Brooklyn found herself back in the hospital; once again, miles away from her dad and little brother. With her mom by her side, she bravely faced another round of treatment. This time, her best match was Cara. But the situation soon grew dicey when Brooklyn’s neutrophil count refused to recover, ruling chemotherapy out as a treatment option. Her team of doctors sought alternative treatments to help Brooklyn achieve remission for her transplant, and a viable drug trial was found. Though she did not qualify for the study, her doctors administered the trial drug under the watchful eye of the ICU nurses.
Shortly after receiving the drug, Brooklyn began experiencing labored breathing. Fungal pneumonia had taken hold. It wasn’t long before the doctors began preparing the family for the devastating truth- Brooklyn would not recover.
Brooklyn put up an incredibly strong fight to the end, pushing herself to stay responsive as her most adored family, friends, and schoolteacher visited her in the ICU for the last time. A mass and a dinner gathering attended by thousands memorialized and celebrated Brooklyn and her beautiful yet too short life soon after her passing.
Though those traumatic two years hold memories of family separation, loneliness, and a constant, nagging fear of the unknown, Brooklyn’s mom continues to hold on to the sweet moments within this devastating time:
- Watching Brooklyn befriend anyone lucky enough to meet her in the hospital.
- The days spent orchestrating elaborate TikToks with her nurses.
- That time the child life specialist, Kelsey, brought in buckets of real snow in the dead of winter as a reward for Brooklyn willingly taking all her pills that day. A snowball fight with her transplant doctor, Dr. Margolis, soon ensued.

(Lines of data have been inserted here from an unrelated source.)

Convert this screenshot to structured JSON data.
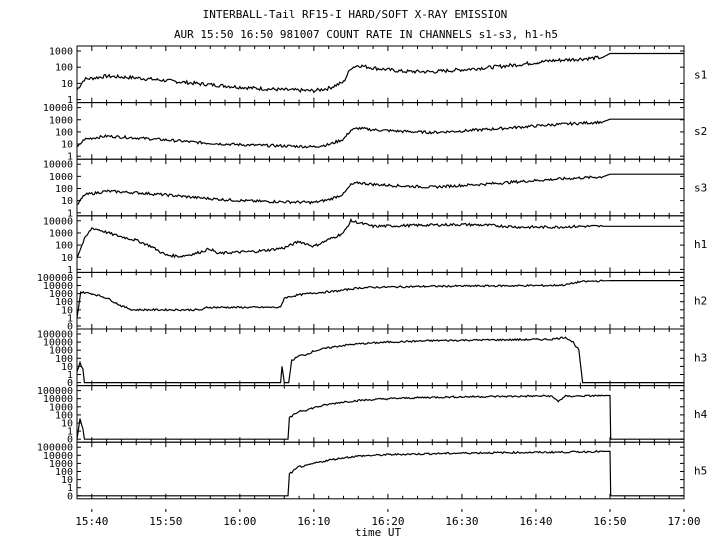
{
  "title_line1": "INTERBALL-Tail RF15-I HARD/SOFT X-RAY EMISSION",
  "title_line2": "AUR 15:50 16:50 981007  COUNT RATE IN CHANNELS s1-s3, h1-h5",
  "chart_data": {
    "type": "line",
    "title": "INTERBALL-Tail RF15-I HARD/SOFT X-RAY EMISSION",
    "subtitle": "AUR 15:50 16:50 981007  COUNT RATE IN CHANNELS s1-s3, h1-h5",
    "xlabel": "time UT",
    "x_unit": "minutes after 15:38 UT",
    "xlim": [
      0,
      82
    ],
    "x_ticks": [
      2,
      12,
      22,
      32,
      42,
      52,
      62,
      72,
      82
    ],
    "x_tick_labels": [
      "15:40",
      "15:50",
      "16:00",
      "16:10",
      "16:20",
      "16:30",
      "16:40",
      "16:50",
      "17:00"
    ],
    "yscale": "log",
    "grid": false,
    "panels": [
      {
        "name": "s1",
        "ylim": [
          1,
          1000
        ],
        "y_ticks": [
          1,
          10,
          100,
          1000
        ],
        "y_tick_labels": [
          "1",
          "10",
          "100",
          "1000"
        ],
        "points": [
          [
            0,
            4
          ],
          [
            1,
            18
          ],
          [
            4,
            28
          ],
          [
            8,
            22
          ],
          [
            12,
            15
          ],
          [
            16,
            10
          ],
          [
            20,
            7
          ],
          [
            24,
            5
          ],
          [
            28,
            4
          ],
          [
            32,
            3.5
          ],
          [
            34,
            5
          ],
          [
            36,
            12
          ],
          [
            37,
            90
          ],
          [
            38,
            130
          ],
          [
            40,
            90
          ],
          [
            44,
            55
          ],
          [
            48,
            52
          ],
          [
            52,
            70
          ],
          [
            56,
            100
          ],
          [
            60,
            150
          ],
          [
            64,
            250
          ],
          [
            68,
            320
          ],
          [
            71,
            400
          ],
          [
            72,
            700
          ],
          [
            75,
            700
          ],
          [
            82,
            700
          ]
        ]
      },
      {
        "name": "s2",
        "ylim": [
          1,
          10000
        ],
        "y_ticks": [
          1,
          10,
          100,
          1000,
          10000
        ],
        "y_tick_labels": [
          "1",
          "10",
          "100",
          "1000",
          "10000"
        ],
        "points": [
          [
            0,
            5
          ],
          [
            1,
            25
          ],
          [
            4,
            45
          ],
          [
            8,
            32
          ],
          [
            12,
            22
          ],
          [
            16,
            14
          ],
          [
            20,
            10
          ],
          [
            24,
            8
          ],
          [
            28,
            7
          ],
          [
            32,
            6
          ],
          [
            34,
            9
          ],
          [
            36,
            25
          ],
          [
            37,
            140
          ],
          [
            38,
            200
          ],
          [
            40,
            150
          ],
          [
            44,
            110
          ],
          [
            48,
            90
          ],
          [
            52,
            120
          ],
          [
            56,
            170
          ],
          [
            60,
            250
          ],
          [
            64,
            380
          ],
          [
            68,
            520
          ],
          [
            71,
            650
          ],
          [
            72,
            1100
          ],
          [
            75,
            1100
          ],
          [
            82,
            1100
          ]
        ]
      },
      {
        "name": "s3",
        "ylim": [
          1,
          10000
        ],
        "y_ticks": [
          1,
          10,
          100,
          1000,
          10000
        ],
        "y_tick_labels": [
          "1",
          "10",
          "100",
          "1000",
          "10000"
        ],
        "points": [
          [
            0,
            4
          ],
          [
            1,
            30
          ],
          [
            4,
            60
          ],
          [
            8,
            45
          ],
          [
            12,
            30
          ],
          [
            16,
            18
          ],
          [
            20,
            12
          ],
          [
            24,
            9
          ],
          [
            28,
            8
          ],
          [
            32,
            7
          ],
          [
            34,
            12
          ],
          [
            36,
            35
          ],
          [
            37,
            200
          ],
          [
            38,
            300
          ],
          [
            40,
            220
          ],
          [
            44,
            160
          ],
          [
            48,
            130
          ],
          [
            52,
            180
          ],
          [
            56,
            250
          ],
          [
            60,
            380
          ],
          [
            64,
            550
          ],
          [
            68,
            750
          ],
          [
            71,
            900
          ],
          [
            72,
            1500
          ],
          [
            75,
            1500
          ],
          [
            82,
            1500
          ]
        ]
      },
      {
        "name": "h1",
        "ylim": [
          1,
          10000
        ],
        "y_ticks": [
          1,
          10,
          100,
          1000,
          10000
        ],
        "y_tick_labels": [
          "1",
          "10",
          "100",
          "1000",
          "10000"
        ],
        "points": [
          [
            0,
            10
          ],
          [
            1,
            300
          ],
          [
            2,
            2500
          ],
          [
            3,
            1800
          ],
          [
            5,
            700
          ],
          [
            8,
            250
          ],
          [
            10,
            80
          ],
          [
            12,
            15
          ],
          [
            14,
            12
          ],
          [
            16,
            20
          ],
          [
            18,
            50
          ],
          [
            19,
            20
          ],
          [
            21,
            25
          ],
          [
            24,
            30
          ],
          [
            26,
            40
          ],
          [
            28,
            60
          ],
          [
            30,
            200
          ],
          [
            32,
            80
          ],
          [
            33,
            150
          ],
          [
            36,
            1000
          ],
          [
            37,
            10000
          ],
          [
            38,
            7000
          ],
          [
            40,
            3500
          ],
          [
            44,
            4000
          ],
          [
            48,
            4500
          ],
          [
            52,
            5000
          ],
          [
            56,
            4200
          ],
          [
            60,
            3000
          ],
          [
            64,
            3000
          ],
          [
            68,
            3500
          ],
          [
            72,
            3500
          ],
          [
            82,
            3500
          ]
        ]
      },
      {
        "name": "h2",
        "ylim": [
          0.1,
          100000
        ],
        "y_ticks": [
          0.1,
          1,
          10,
          100,
          1000,
          10000,
          100000
        ],
        "y_tick_labels": [
          "0",
          "1",
          "10",
          "100",
          "1000",
          "10000",
          "100000"
        ],
        "points": [
          [
            0,
            1
          ],
          [
            0.5,
            1500
          ],
          [
            2,
            1000
          ],
          [
            4,
            300
          ],
          [
            6,
            30
          ],
          [
            7.5,
            10
          ],
          [
            8,
            10
          ],
          [
            17,
            10
          ],
          [
            17.5,
            20
          ],
          [
            27.5,
            20
          ],
          [
            28,
            300
          ],
          [
            30,
            700
          ],
          [
            32,
            1200
          ],
          [
            35,
            2000
          ],
          [
            38,
            5000
          ],
          [
            40,
            6000
          ],
          [
            48,
            8000
          ],
          [
            56,
            9000
          ],
          [
            64,
            10000
          ],
          [
            66,
            12000
          ],
          [
            68,
            30000
          ],
          [
            72,
            40000
          ],
          [
            75,
            40000
          ],
          [
            82,
            40000
          ]
        ]
      },
      {
        "name": "h3",
        "ylim": [
          0.1,
          100000
        ],
        "y_ticks": [
          0.1,
          1,
          10,
          100,
          1000,
          10000,
          100000
        ],
        "y_tick_labels": [
          "0",
          "1",
          "10",
          "100",
          "1000",
          "10000",
          "100000"
        ],
        "points": [
          [
            0,
            2
          ],
          [
            0.4,
            30
          ],
          [
            0.8,
            5
          ],
          [
            1,
            0.1
          ],
          [
            27.5,
            0.1
          ],
          [
            27.7,
            10
          ],
          [
            28,
            0.1
          ],
          [
            28.6,
            0.1
          ],
          [
            29,
            50
          ],
          [
            30,
            200
          ],
          [
            31,
            300
          ],
          [
            32,
            800
          ],
          [
            34,
            2000
          ],
          [
            36,
            4000
          ],
          [
            38,
            6000
          ],
          [
            42,
            10000
          ],
          [
            48,
            15000
          ],
          [
            54,
            18000
          ],
          [
            60,
            20000
          ],
          [
            64,
            22000
          ],
          [
            66,
            40000
          ],
          [
            67,
            10000
          ],
          [
            67.8,
            1000
          ],
          [
            68.3,
            0.1
          ],
          [
            82,
            0.1
          ]
        ]
      },
      {
        "name": "h4",
        "ylim": [
          0.1,
          100000
        ],
        "y_ticks": [
          0.1,
          1,
          10,
          100,
          1000,
          10000,
          100000
        ],
        "y_tick_labels": [
          "0",
          "1",
          "10",
          "100",
          "1000",
          "10000",
          "100000"
        ],
        "points": [
          [
            0,
            0.1
          ],
          [
            0.4,
            30
          ],
          [
            0.8,
            2
          ],
          [
            1,
            0.1
          ],
          [
            28.5,
            0.1
          ],
          [
            28.7,
            40
          ],
          [
            30,
            300
          ],
          [
            31,
            400
          ],
          [
            32,
            800
          ],
          [
            34,
            2000
          ],
          [
            36,
            4000
          ],
          [
            38,
            6000
          ],
          [
            42,
            10000
          ],
          [
            48,
            15000
          ],
          [
            54,
            18000
          ],
          [
            60,
            20000
          ],
          [
            64,
            22000
          ],
          [
            65,
            5000
          ],
          [
            66,
            20000
          ],
          [
            72,
            25000
          ],
          [
            72.1,
            0.1
          ],
          [
            82,
            0.1
          ]
        ]
      },
      {
        "name": "h5",
        "ylim": [
          0.1,
          100000
        ],
        "y_ticks": [
          0.1,
          1,
          10,
          100,
          1000,
          10000,
          100000
        ],
        "y_tick_labels": [
          "0",
          "1",
          "10",
          "100",
          "1000",
          "10000",
          "100000"
        ],
        "points": [
          [
            0,
            0.1
          ],
          [
            28.5,
            0.1
          ],
          [
            28.7,
            50
          ],
          [
            30,
            400
          ],
          [
            31,
            500
          ],
          [
            32,
            1000
          ],
          [
            34,
            2500
          ],
          [
            36,
            5000
          ],
          [
            38,
            8000
          ],
          [
            42,
            12000
          ],
          [
            48,
            16000
          ],
          [
            54,
            20000
          ],
          [
            60,
            22000
          ],
          [
            66,
            25000
          ],
          [
            71,
            30000
          ],
          [
            72,
            30000
          ],
          [
            72.1,
            0.1
          ],
          [
            82,
            0.1
          ]
        ]
      }
    ]
  }
}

- This same doctor recorded her announcing the Bucks players from her hospital bed to be played at an NBA game.
- Camp One Step with friends and nurses.
- Moments of self-expression through music and art therapy.

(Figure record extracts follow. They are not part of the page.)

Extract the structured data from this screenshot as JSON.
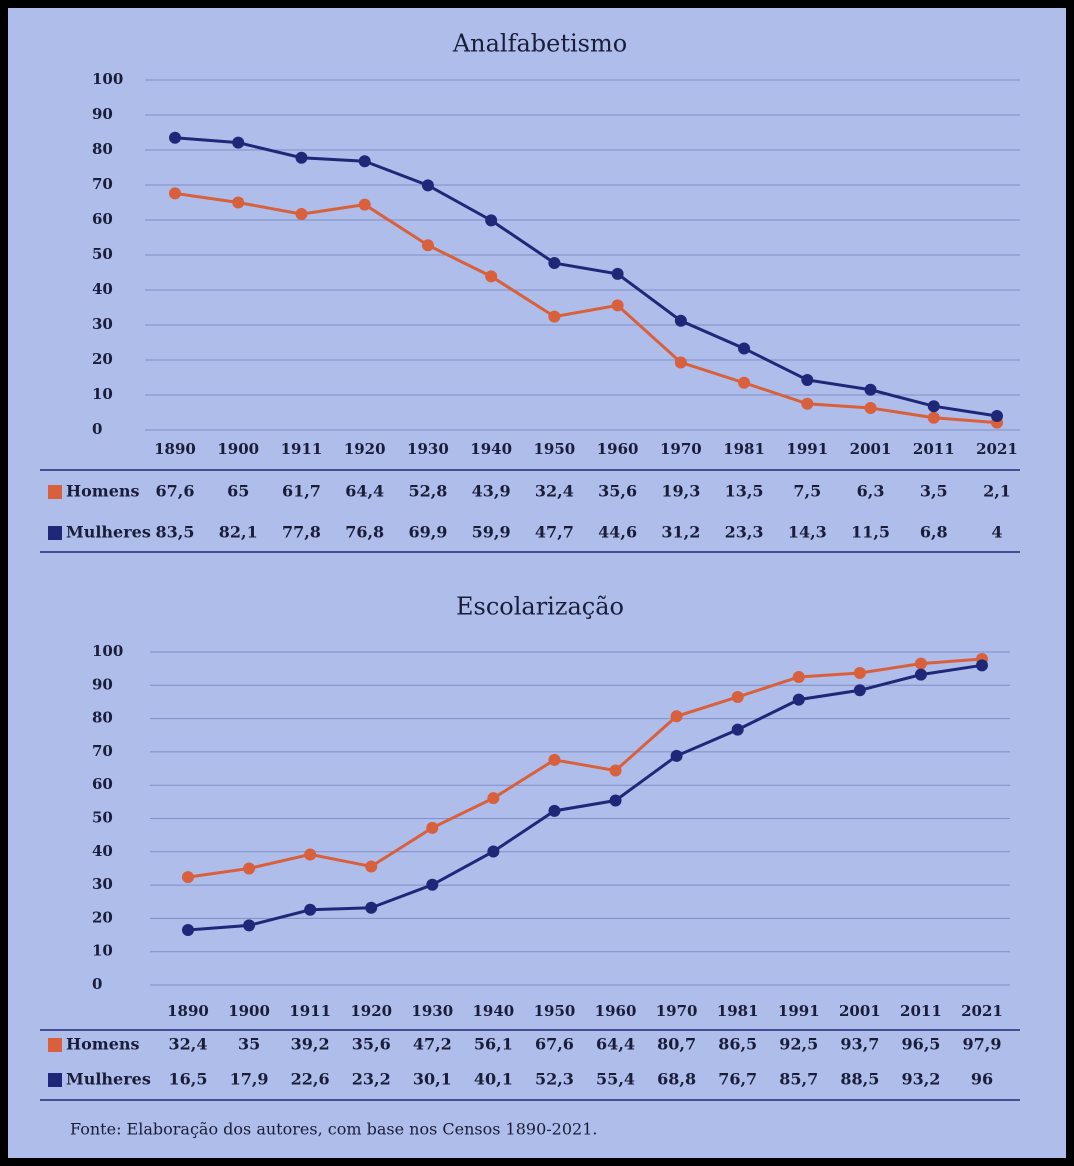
{
  "chart_data": [
    {
      "type": "line",
      "title": "Analfabetismo",
      "categories": [
        "1890",
        "1900",
        "1911",
        "1920",
        "1930",
        "1940",
        "1950",
        "1960",
        "1970",
        "1981",
        "1991",
        "2001",
        "2011",
        "2021"
      ],
      "series": [
        {
          "name": "Homens",
          "color": "#d8603c",
          "values": [
            67.6,
            65,
            61.7,
            64.4,
            52.8,
            43.9,
            32.4,
            35.6,
            19.3,
            13.5,
            7.5,
            6.3,
            3.5,
            2.1
          ],
          "value_labels": [
            "67,6",
            "65",
            "61,7",
            "64,4",
            "52,8",
            "43,9",
            "32,4",
            "35,6",
            "19,3",
            "13,5",
            "7,5",
            "6,3",
            "3,5",
            "2,1"
          ]
        },
        {
          "name": "Mulheres",
          "color": "#1f2878",
          "values": [
            83.5,
            82.1,
            77.8,
            76.8,
            69.9,
            59.9,
            47.7,
            44.6,
            31.2,
            23.3,
            14.3,
            11.5,
            6.8,
            4
          ],
          "value_labels": [
            "83,5",
            "82,1",
            "77,8",
            "76,8",
            "69,9",
            "59,9",
            "47,7",
            "44,6",
            "31,2",
            "23,3",
            "14,3",
            "11,5",
            "6,8",
            "4"
          ]
        }
      ],
      "ylim": [
        0,
        100
      ],
      "yticks": [
        0,
        10,
        20,
        30,
        40,
        50,
        60,
        70,
        80,
        90,
        100
      ],
      "grid": true
    },
    {
      "type": "line",
      "title": "Escolarização",
      "categories": [
        "1890",
        "1900",
        "1911",
        "1920",
        "1930",
        "1940",
        "1950",
        "1960",
        "1970",
        "1981",
        "1991",
        "2001",
        "2011",
        "2021"
      ],
      "series": [
        {
          "name": "Homens",
          "color": "#d8603c",
          "values": [
            32.4,
            35,
            39.2,
            35.6,
            47.2,
            56.1,
            67.6,
            64.4,
            80.7,
            86.5,
            92.5,
            93.7,
            96.5,
            97.9
          ],
          "value_labels": [
            "32,4",
            "35",
            "39,2",
            "35,6",
            "47,2",
            "56,1",
            "67,6",
            "64,4",
            "80,7",
            "86,5",
            "92,5",
            "93,7",
            "96,5",
            "97,9"
          ]
        },
        {
          "name": "Mulheres",
          "color": "#1f2878",
          "values": [
            16.5,
            17.9,
            22.6,
            23.2,
            30.1,
            40.1,
            52.3,
            55.4,
            68.8,
            76.7,
            85.7,
            88.5,
            93.2,
            96
          ],
          "value_labels": [
            "16,5",
            "17,9",
            "22,6",
            "23,2",
            "30,1",
            "40,1",
            "52,3",
            "55,4",
            "68,8",
            "76,7",
            "85,7",
            "88,5",
            "93,2",
            "96"
          ]
        }
      ],
      "ylim": [
        0,
        100
      ],
      "yticks": [
        0,
        10,
        20,
        30,
        40,
        50,
        60,
        70,
        80,
        90,
        100
      ],
      "grid": true
    }
  ],
  "source": "Fonte: Elaboração dos autores, com base nos Censos 1890-2021."
}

There was good within the bad because of the great love in this family, a caring community of friends and family, and the dedication of the incredible staff at the MACC Fund Center.

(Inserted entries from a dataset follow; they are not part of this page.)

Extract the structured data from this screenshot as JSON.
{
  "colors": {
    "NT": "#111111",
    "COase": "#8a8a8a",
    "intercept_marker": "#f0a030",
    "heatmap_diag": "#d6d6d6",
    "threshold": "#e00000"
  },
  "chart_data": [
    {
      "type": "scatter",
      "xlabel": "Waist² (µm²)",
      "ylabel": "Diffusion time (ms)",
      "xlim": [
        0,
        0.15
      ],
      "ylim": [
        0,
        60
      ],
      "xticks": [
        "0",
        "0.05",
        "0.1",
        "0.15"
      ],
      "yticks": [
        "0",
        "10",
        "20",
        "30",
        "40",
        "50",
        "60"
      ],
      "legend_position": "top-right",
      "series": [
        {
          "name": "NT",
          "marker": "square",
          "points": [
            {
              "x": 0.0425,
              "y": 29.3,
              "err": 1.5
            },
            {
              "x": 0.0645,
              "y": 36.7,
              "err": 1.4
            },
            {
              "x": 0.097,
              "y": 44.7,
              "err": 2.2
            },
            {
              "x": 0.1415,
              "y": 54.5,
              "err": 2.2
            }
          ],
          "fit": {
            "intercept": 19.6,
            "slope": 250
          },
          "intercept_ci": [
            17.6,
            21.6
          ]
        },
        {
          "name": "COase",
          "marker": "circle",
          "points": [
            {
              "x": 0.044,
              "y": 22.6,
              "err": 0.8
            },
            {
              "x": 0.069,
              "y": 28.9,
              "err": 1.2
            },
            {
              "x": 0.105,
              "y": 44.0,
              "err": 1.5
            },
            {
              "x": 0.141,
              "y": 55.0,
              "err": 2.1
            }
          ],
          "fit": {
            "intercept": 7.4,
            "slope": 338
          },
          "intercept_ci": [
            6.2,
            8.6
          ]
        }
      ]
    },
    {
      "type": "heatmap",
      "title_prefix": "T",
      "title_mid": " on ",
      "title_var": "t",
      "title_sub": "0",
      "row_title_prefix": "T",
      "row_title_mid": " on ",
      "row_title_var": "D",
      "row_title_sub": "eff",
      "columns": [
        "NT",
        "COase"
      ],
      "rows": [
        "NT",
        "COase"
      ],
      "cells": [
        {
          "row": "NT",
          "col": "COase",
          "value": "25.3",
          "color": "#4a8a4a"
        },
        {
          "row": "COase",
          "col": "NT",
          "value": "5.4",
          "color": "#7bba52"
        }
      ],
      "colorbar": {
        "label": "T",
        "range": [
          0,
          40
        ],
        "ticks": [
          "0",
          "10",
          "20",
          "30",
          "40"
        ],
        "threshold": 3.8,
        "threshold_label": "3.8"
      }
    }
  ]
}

When asked how she would describe the pediatric cancer experience to someone who hasn’t lived it, Brooklyn’s mom only shook her head and said, “You don’t want to know.”
No one wants to know the true ugliness that is childhood cancer, yet it is vital that we continue to fight to eradicate it. She stressed that there desperately needs to be more treatment options for children like Brooklyn who simply don’t respond to the standard chemotherapy regimen at induction. For her, there really was no “plan B”, and this is unacceptable.
Brooklyn will forever be in our hearts. We need to do better for incredible young fighters like Brooklyn.
Thank you for supporting research. Thank you for giving hope.